Finding Your Voice as a Writer
Let’s be honest: “Find your voice” has become one of those phrases that gets thrown around so often it’s started to sound like spiritual wallpaper. Everyone says it. Few explain it. And most people using it are trying to sell you a course about it.
I’ve lost count of how many articles, workshops, and YouTube videos claim to help you “find your authentic writing voice”, as if it’s a Pokémon hiding behind a tree, waiting for you to catch it. The truth? Your voice isn’t hiding. It’s drowned out.
It’s buried under what you’ve been told a writer should sound like. Under the advice columns, the “ten rules of writing,” the SEO checklists, and that little voice in your head whispering, “Will people like this?”
Here’s the uncomfortable truth: you don’t find your voice. You recover it.
The Noise Problem
When you start writing, you’re like a musician who’s just picked up a guitar. You learn by imitation. You mimic the rhythms of writers you admire, the lyricism of Didion, the punch of Orwell, the swagger of Thompson. And that’s fine. Mimicry is part of learning.
But somewhere along the way, you realise you’ve built a Frankenstein’s monster of borrowed tones. One paragraph sounds like a professor, the next like a travel blogger on too much espresso. You’ve become fluent in “writer,” but mute in yourself.

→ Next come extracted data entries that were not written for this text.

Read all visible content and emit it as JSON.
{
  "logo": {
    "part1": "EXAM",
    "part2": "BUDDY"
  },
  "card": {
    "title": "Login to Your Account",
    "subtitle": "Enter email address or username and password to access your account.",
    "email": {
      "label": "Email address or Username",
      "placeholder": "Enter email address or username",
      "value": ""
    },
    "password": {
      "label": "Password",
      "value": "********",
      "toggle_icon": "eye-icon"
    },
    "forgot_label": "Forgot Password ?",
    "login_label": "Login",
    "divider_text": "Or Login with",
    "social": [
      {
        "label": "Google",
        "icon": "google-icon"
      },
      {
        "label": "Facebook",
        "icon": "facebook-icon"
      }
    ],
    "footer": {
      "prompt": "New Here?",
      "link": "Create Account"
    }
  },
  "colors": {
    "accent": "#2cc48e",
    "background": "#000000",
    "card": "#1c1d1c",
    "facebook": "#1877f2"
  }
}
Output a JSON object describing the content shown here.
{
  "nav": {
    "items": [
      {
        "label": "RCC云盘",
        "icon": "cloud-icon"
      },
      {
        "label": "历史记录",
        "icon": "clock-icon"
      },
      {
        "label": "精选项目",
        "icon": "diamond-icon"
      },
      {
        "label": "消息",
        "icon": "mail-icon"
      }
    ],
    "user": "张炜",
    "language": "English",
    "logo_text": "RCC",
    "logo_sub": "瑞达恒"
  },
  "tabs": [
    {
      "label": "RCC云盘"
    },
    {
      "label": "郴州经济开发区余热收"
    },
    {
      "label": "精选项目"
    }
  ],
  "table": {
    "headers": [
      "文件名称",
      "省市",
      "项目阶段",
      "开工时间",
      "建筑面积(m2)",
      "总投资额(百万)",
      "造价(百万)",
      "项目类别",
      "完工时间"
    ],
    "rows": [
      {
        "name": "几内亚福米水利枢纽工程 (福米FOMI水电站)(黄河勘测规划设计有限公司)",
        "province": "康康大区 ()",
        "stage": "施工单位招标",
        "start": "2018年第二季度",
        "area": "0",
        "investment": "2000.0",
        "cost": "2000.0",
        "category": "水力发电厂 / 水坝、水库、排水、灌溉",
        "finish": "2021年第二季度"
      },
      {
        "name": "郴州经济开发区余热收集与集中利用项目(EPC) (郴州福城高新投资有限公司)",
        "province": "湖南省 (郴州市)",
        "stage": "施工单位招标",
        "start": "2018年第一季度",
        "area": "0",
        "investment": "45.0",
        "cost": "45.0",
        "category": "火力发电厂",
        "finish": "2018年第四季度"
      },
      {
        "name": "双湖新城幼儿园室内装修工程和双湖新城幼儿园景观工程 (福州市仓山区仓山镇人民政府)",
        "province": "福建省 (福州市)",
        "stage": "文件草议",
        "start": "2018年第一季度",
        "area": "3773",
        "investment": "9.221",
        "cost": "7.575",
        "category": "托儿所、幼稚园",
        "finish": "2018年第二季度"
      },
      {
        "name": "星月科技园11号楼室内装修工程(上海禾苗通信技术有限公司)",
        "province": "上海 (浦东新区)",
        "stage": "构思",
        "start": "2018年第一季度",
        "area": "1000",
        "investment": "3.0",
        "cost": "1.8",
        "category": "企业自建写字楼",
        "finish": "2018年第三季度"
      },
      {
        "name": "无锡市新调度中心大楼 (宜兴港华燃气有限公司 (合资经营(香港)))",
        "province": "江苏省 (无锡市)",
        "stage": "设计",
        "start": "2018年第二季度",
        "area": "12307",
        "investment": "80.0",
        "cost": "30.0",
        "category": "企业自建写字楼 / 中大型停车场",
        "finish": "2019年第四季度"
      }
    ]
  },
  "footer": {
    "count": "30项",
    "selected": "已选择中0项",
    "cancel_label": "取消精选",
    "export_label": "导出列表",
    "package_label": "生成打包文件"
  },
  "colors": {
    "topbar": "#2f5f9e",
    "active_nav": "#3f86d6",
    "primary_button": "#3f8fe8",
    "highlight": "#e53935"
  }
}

And then…if you’re lucky…you hit a wall. You get tired of trying to sound right. You get tired of bending your sentences into shapes that please imaginary readers. You realise that authenticity isn’t something you add in the edit; it’s what remains when you stop performing.
That’s when your voice starts to whisper again.
Honesty Over Branding
The problem with modern writing advice is that it treats your voice like a brand asset. Something to polish, package, and present to the world. “Find your niche,” they say. “Be consistent in tone.” “Write for your audience.”
No.
Write for the truth.
Your audience will find that.
When you sit down to write something real, not filtered through marketing speak or self-consciousness, you reconnect with the same creative pulse that made you start in the first place. It’s messy, yes. Sometimes it contradicts itself. Sometimes it swears. But it’s alive.
Voice isn’t about how you sound. It’s about how honest you’re willing to be.
Forget the Guru, Trust the Gut
I once read an article that said, “To develop your writing voice, identify three adjectives that describe your style.”
Three adjectives. Imagine describing Leonard Cohen that way. Or Bukowski. Or your own diary.
You don’t shape your voice by defining it. You shape it by using it, every day, in drafts that no one will read, in posts that flop, in moments when you surprise yourself.
Every time you write what you actually think, not what you think you should think, your voice sharpens. It’s the muscle memory of honesty.
And like any muscle, it only strengthens with use.
The Courage to Sound Like Yourself
Finding your voice isn’t a quest. It’s an act of rebellion.
Because sounding like yourself means risking yourself, your reputation, your tidy image, your chance to be universally liked. It means writing something that might make someone uncomfortable. It might even make you uncomfortable.
But that’s the moment you’ve struck gold. That discomfort means you’ve stopped echoing and started speaking.
I’ve learned that every time I tried to impress people, my writing sounded borrowed. Every time I tried to be clever, I lost the thread. But when I wrote as if no one was watching, that’s when the work breathed. That’s when readers connected.
Not because it was perfect, but because it was human.
So, How Do You Find Your Voice?
You don’t.
You write badly until it stops feeling fake.
You tell the truth until your fingers stop hesitating.
You write one line that sounds like you, and build from there.
Voice isn’t discovered. It’s remembered.
And when you finally stop chasing it, you realise it was never missing. It was just waiting for you to speak without permission.